The home foreclosure explosion that triggered the Great Recession caused damage that reached deep into Minnesota communities. So says a new report, "The Wall Street Wrecking Ball," released last week by a coalition of religious and grassroots social justice organizations backing foreclosure reform legislation at the Capitol this year.
In Hennepin County alone, the report says, the total decline in home values due to 50,507 foreclosures from 2008 to 2012 topped $8.75 billion.
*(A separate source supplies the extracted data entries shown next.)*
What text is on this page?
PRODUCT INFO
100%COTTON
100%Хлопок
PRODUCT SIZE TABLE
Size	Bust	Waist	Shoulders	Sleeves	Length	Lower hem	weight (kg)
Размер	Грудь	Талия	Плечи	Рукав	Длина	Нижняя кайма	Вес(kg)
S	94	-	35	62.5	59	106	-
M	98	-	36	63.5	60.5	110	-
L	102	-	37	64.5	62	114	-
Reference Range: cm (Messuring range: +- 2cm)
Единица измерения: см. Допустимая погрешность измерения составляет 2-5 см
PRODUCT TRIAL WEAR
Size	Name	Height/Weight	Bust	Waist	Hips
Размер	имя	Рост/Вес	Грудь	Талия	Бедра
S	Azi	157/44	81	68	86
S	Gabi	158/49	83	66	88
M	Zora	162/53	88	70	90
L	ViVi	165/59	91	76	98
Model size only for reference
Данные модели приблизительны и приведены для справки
Worth noting is that the loss in valuation of homes in proximity to foreclosed properties exceeds that of the foreclosed homes themselves by nearly 2 to 1.
In addition, the costs to taxpayers and lost tax revenue associated with foreclosure during that four-year period cost local governments in Hennepin County nearly $525 million.
Those numbers for a single county help explain why last year's $26 billion settlement between the nation's five largest mortgage companies and 49 state attorneys general was decried as inadequate.
The report notes that foreclosure levels in 2013 remain three times higher than they were before 2008. That's why the coalition led by Minnesotans for A Fair Economy, Jewish Community Action and ISAIAH has renewed its push for state action to help homeowners avoid foreclosure when they fall behind on their mortgages. The bill's centerpiece: A requirement of face-to-face mediation between homeowners and lenders before foreclosures can proceed.
Legislators are bound to hear from the best lobbyists the banking industry can buy in opposition. They should also hear this: A mediation requirement before foreclosure has ample precedent in Minnesota. It was instrumental during the farm crisis of the mid-1980s in keeping hundreds of family farmers in operation. That 1986 measure had its roots in a two-year foreclosure moratorium pushed into law by Gov. Floyd B. Olson in 1933.
State responses to those crises reflected and reinforced Minnesotans' faith in each other and in democratic government. This year's Legislature can decide whether the same will be said one day of this state's response to the Great Recession.